As a building owner, you may be faced with the decision of what to do about your old concrete, and you need some concrete resurfacing ideas. For example, you might need to refurbish your concrete patio. Most contractors will tell you that it needs to be removed and replaced – but is this really necessary?
The problem is there’s not an easy way to remove the old cement once it has hardened, so you are going to need to be creative if you’re going to find a cheaper, less intensive solution. Can exposed aggregate be resurfaced? Yes it can, and I’m going to cover eleven different ways of covering exposed aggregate concrete in this blog post!

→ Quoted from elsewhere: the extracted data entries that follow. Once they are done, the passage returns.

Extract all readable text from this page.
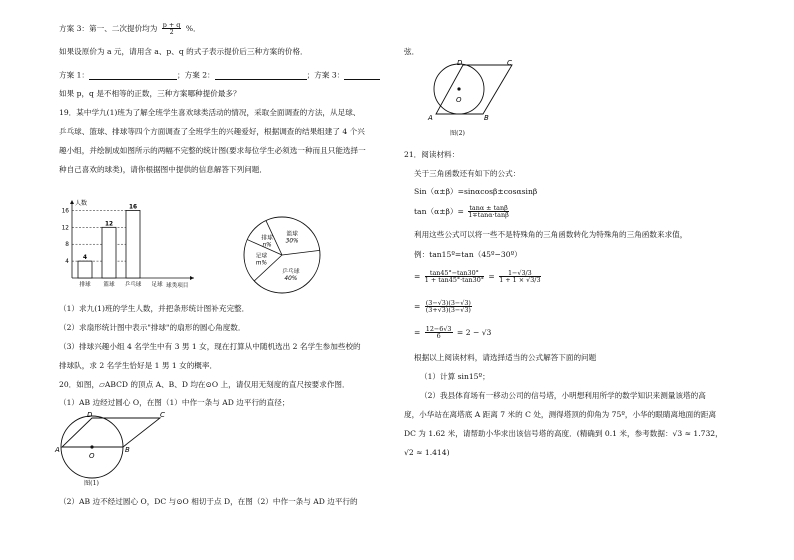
方案 3：第一、二次提价均为 $\frac{p + q}{2}$ %．
如果设原价为 a 元，请用含 a、p、q 的式子表示提价后三种方案的价格．
方案 1：	；方案 2：	；方案 3：
如果 p，q 是不相等的正数，三种方案哪种提价最多？
19．某中学九(1)班为了解全班学生喜欢球类活动的情况，采取全面调查的方法，从足球、
乒乓球、篮球、排球等四个方面调查了全班学生的兴趣爱好，根据调查的结果组建了 4 个兴
趣小组，并绘制成如图所示的两幅不完整的统计图(要求每位学生必须选一种而且只能选择一
种自己喜欢的球类)，请你根据图中提供的信息解答下列问题．
人数
球类项目
4
8
12
16
4
排球
12
篮球
16
乒乓球 足球
篮球
30%
乒乓球
40%
足球
m%
排球
n%
（1）求九(1)班的学生人数，并把条形统计图补充完整．
（2）求扇形统计图中表示"排球"的扇形的圆心角度数．
（3）排球兴趣小组 4 名学生中有 3 男 1 女，现在打算从中随机选出 2 名学生参加些校的
排球队，求 2 名学生恰好是 1 男 1 女的概率．
20．如图，▱ABCD 的顶点 A、B、D 均在⊙O 上，请仅用无刻度的直尺按要求作图．
（1）AB 边经过圆心 O，在图（1）中作一条与 AD 边平行的直径；
A	B
C
D
O
图(1)
（2）AB 边不经过圆心 O，DC 与⊙O 相切于点 D，在图（2）中作一条与 AD 边平行的
弦．
A	B
C
D
O
图(2)
21．阅读材料：
关于三角函数还有如下的公式：
Sin（α±β）=sinαcosβ±cosαsinβ
$\tan(\alpha\pm\beta)= \frac{\tan\alpha \pm \tan\beta}{1\mp\tan\alpha\cdot\tan\beta}$
利用这些公式可以将一些不是特殊角的三角函数转化为特殊角的三角函数来求值，
例：tan15º=tan（45º−30º）
= $\frac{\tan 45^\circ-\tan 30^\circ}{1 + \tan 45^\circ\cdot\tan 30^\circ} = \frac{1-√3/3}{1 + 1 \times √3/3}$
= $\frac{(3-√3)(3-√3)}{(3+√3)(3-√3)}$
= $\frac{12-6√3}{6} = 2 - √3$
根据以上阅读材料，请选择适当的公式解答下面的问题
（1）计算 sin15º；
（2）我县体育场有一移动公司的信号塔，小明想利用所学的数学知识来测量该塔的高
度，小华站在离塔底 A 距离 7 米的 C 处，测得塔顶的仰角为 75º，小华的眼睛离地面的距离
DC 为 1.62 米，请帮助小华求出该信号塔的高度．(精确到 0.1 米，参考数据：√3 ≈ 1.732，
√2 ≈ 1.414)
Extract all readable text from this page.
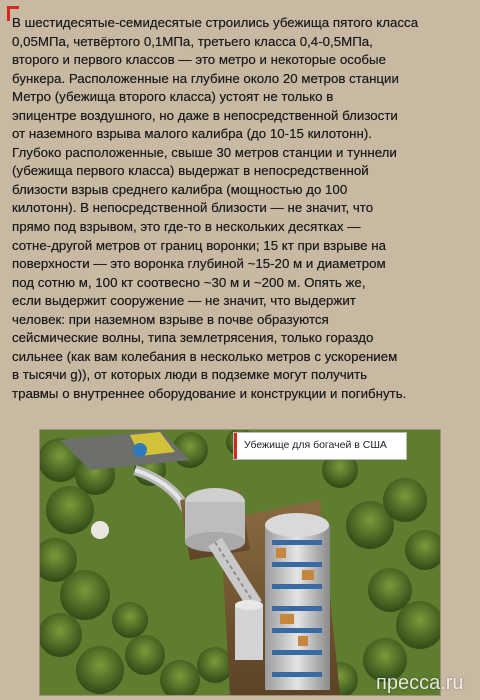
В шестидесятые-семидесятые строились убежища пятого класса
0,05МПа, четвёртого 0,1МПа, третьего класса 0,4-0,5МПа,
второго и первого классов — это метро и некоторые особые
бункера. Расположенные на глубине около 20 метров станции
Метро (убежища второго класса) устоят не только в
эпицентре воздушного, но даже в непосредственной близости
от наземного взрыва малого калибра (до 10-15 килотонн).
Глубоко расположенные, свыше 30 метров станции и туннели
(убежища первого класса) выдержат в непосредственной
близости взрыв среднего калибра (мощностью до 100
килотонн). В непосредственной близости — не значит, что
прямо под взрывом, это где-то в нескольких десятках —
сотне-другой метров от границ воронки; 15 кт при взрыве на
поверхности — это воронка глубиной ~15-20 м и диаметром
под сотню м, 100 кт соотвесно ~30 м и ~200 м. Опять же,
если выдержит сооружение — не значит, что выдержит
человек: при наземном взрыве в почве образуются
сейсмические волны, типа землетрясения, только гораздо
сильнее (как вам колебания в несколько метров с ускорением
в тысячи g)), от которых люди в подземке могут получить
травмы о внутреннее оборудование и конструкции и погибнуть.
Убежище для богачей в США
пресса.ru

Option One: Use A Surface Coating
This may be the best option if you have small cracks or holes in your concrete because it will keep water off of them and prevent major damage to occur from freezing temperatures (although this is not 100% guaranteed). It’s also an inexpensive way, although I still recommend using one that has sealant properties for more effectiveness. Some pros and cons of this approach are:
- easy to apply and affordable
- covers small cracks or holes in the concrete, preventing damage from freezing temperatures if done correctly
- Surface coating may not be enough for more major repairs.
- The surface is still vulnerable to water permeating through it and could eventually cause a wreck of your flooring underneath! This will also happen much quicker than you would think because there are variable sealant properties (depending on what you use) included with this type of option.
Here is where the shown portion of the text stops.